Allen voran die Wirtschaft begrüsst die neuen Verträge zwischen der Schweiz und der EU ausdrücklich. Arbeitgeberverband, Economiesuisse und Swissmem sehen im Abschluss der Bilateralen III einen wichtigen Schritt zu einer nachhaltigen Sicherung des bewährten Wegs.
Sozialpartner uneinig
Für die Arbeitgeber sei entscheidend, das Verhältnis zur EU wieder auf ein stabileres Fundament zu stellen und für Planungssicherheit zu sorgen. Beim Lohnschutz ermögliche es das erarbeitete dreistufige Absicherungskonzept der Schweiz, die Schutzmechanismen auch künftig aufrechtzuerhalten, so der Arbeitgeberverband.
Die Löhne sind so nicht mehr gesichert. Wir können weniger kontrollieren und Bussen gegen Firmen in Ausland kaum mehr durchsetzen.

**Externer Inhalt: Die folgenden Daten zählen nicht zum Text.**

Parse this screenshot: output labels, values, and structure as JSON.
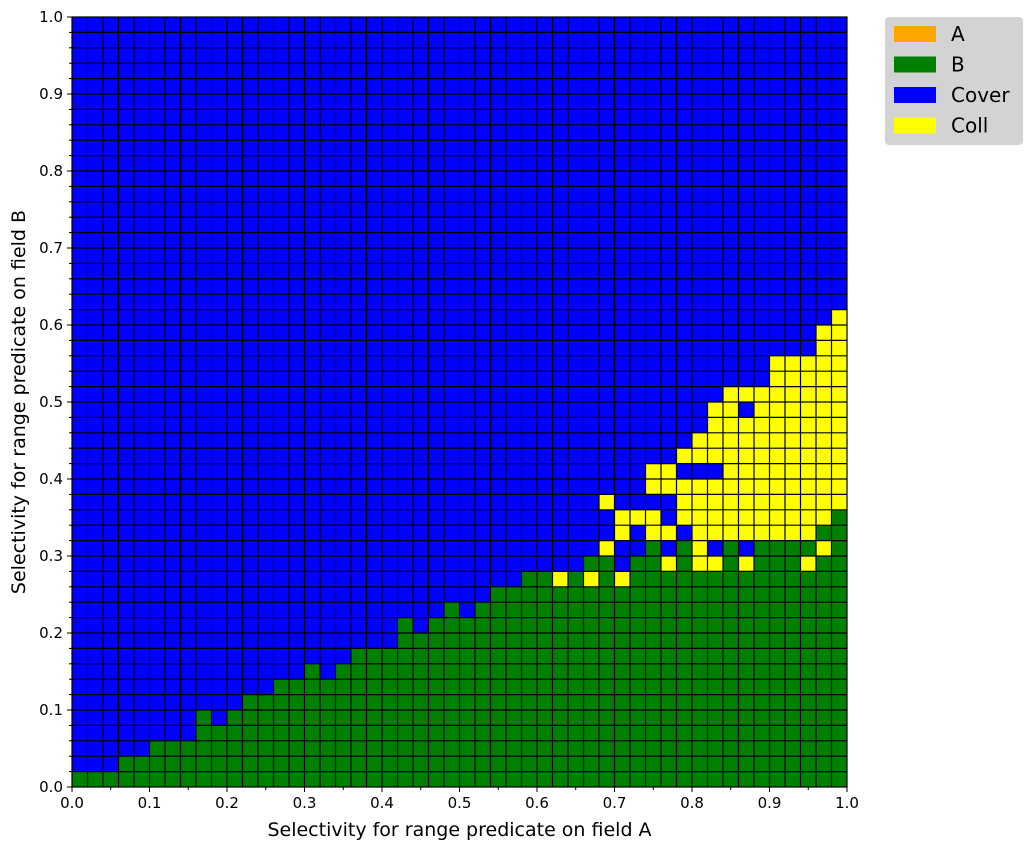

Es sei absehbar, dass mit dem neuen Abkommen der Lohnschutz deutlich geschwächt würde, was nicht inakzeptabel sei, hält Travailsuisse fest. Die Löhne seien so nicht mehr gesichert, weil man weniger kontrollieren könne, stellte SGB-Chefökonom Daniel Lampart fest. Bussen gegen Firmen im Ausland könnten kaum mehr durchgesetzt werden: «Wir sind etwas wehrlos dem Lohndruck ausgeliefert.»
Economiesuisse-Direktorin Monika Rühl warf den Gewerkschaften ein «Powerplay» vor. Sie müssten dabei nun aber einmal sagen, ob sie die Bilateralen III überhaupt wollten oder nicht.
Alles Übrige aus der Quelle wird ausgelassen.